Artikel 6 Bevoegde instanties 1. De bevoegde instanties aan Belgische zijde zijn : 1.1. voor het voorleggen van de verzoeken aan de bevoegde instanties van de Republiek Albanië, de ontvangst van de antwoorden op de verzoeken, het verkrijgen bij de Ambassade van de Republiek Albanië van de nodige reisdocumenten evenals voor het toezenden van de inkennisstellingen van de teruggeleiding van de betrokken personen : - het Ministerie van Binnenlandse Zaken van het Koninkrijk België Algemeen Bestuur Dienst Vreemdelingenzaken WTC II, Antwerpsesteenweg, 59b, 1000 Brussel Telefoon : ++ 32 2 206 15 93 cel "teruggeleiding" ++ 32 2 206 15 92 cel « teruggeleiding » ++ 32 2 203 88 22 permanentie (18u tot 8u) Fax : ++ 32 2 206 14 07 cel « teruggeleiding » ++ 32 2 201 00 06 permanentie 1.2. voor de ontvangst van de verzoeken afkomstig van de bevoegde Albanese instanties, het antwoord op de verzoeken evenals voor de ontvangst van de inkennisstellingen van de teruggeleiding van de betrokken personen : - het Ministerie van Binnenlandse Zaken van het Koninkrijk België Algemeen Bestuur Dienst Vreemdelingenzaken WTC II, Antwerpsesteenweg, 59b, 1000 Brussel Telefoon : ++ 32 2 206 19 50 à 55 grensinspectie Fax : ++ 32 2 206 14 70 grensinspectie 2. De bevoegde instantie aan de Albanese zijde is : - het Ministerie van Publieke Orde van de Republiek Albanië Sheshi « Skenderbej », Nr.3 Tirane - Albanie Telefoon : 00355 42 28317 Fax : 00355 42 63607 Artikel 7 Comité van deskundigen De bevoegde instanties van de Overeenkomstsluitende Partijen stellen elkaar binnen de dertig (30) dagen na de inwerkingtreding van de Overeenkomst in kennis van de samenstelling van hun delegatie in het krachtens artikel 13 van de Overeenkomst bepaalde Comité van deskundigen.
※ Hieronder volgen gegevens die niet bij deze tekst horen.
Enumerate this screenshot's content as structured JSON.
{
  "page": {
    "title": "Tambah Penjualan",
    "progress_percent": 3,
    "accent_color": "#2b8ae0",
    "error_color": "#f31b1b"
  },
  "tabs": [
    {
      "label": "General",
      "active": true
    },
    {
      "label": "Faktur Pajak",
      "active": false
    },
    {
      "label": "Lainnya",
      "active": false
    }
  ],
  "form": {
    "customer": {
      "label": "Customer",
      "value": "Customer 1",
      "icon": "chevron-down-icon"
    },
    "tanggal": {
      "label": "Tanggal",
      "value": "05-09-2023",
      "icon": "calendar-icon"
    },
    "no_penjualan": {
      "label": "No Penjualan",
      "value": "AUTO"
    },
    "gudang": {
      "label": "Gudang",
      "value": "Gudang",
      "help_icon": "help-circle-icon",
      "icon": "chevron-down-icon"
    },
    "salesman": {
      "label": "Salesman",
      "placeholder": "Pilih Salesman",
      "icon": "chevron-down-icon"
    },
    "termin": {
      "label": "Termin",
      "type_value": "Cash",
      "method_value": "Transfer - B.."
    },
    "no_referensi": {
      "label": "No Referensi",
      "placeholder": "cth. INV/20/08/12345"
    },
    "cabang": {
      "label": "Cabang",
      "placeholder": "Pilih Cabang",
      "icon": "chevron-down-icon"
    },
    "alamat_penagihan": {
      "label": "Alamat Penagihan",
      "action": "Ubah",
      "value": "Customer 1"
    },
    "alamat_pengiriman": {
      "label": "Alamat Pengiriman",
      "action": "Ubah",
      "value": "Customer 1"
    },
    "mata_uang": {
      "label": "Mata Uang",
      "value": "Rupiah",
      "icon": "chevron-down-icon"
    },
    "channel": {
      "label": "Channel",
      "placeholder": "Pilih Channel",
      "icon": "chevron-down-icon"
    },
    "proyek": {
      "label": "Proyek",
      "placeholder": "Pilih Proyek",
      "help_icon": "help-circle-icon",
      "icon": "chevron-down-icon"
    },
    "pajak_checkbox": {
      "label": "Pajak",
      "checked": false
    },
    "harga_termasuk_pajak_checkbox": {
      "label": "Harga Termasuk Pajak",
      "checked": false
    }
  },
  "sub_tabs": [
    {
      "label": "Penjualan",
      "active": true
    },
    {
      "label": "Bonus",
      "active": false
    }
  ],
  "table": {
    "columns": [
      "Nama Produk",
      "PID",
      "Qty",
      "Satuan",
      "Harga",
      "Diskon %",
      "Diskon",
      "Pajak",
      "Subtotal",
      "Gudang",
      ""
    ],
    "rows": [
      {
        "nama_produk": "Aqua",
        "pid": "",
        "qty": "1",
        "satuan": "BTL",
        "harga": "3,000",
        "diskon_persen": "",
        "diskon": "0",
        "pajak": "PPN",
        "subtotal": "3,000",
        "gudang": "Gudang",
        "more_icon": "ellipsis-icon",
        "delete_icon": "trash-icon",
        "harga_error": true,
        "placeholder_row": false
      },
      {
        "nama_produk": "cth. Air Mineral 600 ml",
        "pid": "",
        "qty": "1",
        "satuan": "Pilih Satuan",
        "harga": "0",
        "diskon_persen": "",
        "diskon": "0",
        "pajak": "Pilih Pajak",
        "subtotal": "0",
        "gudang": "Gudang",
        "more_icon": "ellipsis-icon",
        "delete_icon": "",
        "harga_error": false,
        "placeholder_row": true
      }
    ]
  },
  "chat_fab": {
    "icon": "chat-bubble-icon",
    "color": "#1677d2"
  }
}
Artikel 8 Slotbepaling Het onderhavige Protocol zal van toepassing zijn vanaf de dag van de inwerkingtreding van de Overeenkomst, gesloten tussen de Regering van het Koninkrijk België en de Regering van de Republiek Albanië betreffende de overname van onregelmatig verblijvende personen.
Gedaan te Tirana, op 17 april 2001, in drie originele exemplaren in de Franse, Nederlandse en Albanese taal, zijnde de teksten in de drie talen gelijkelijk authentiek.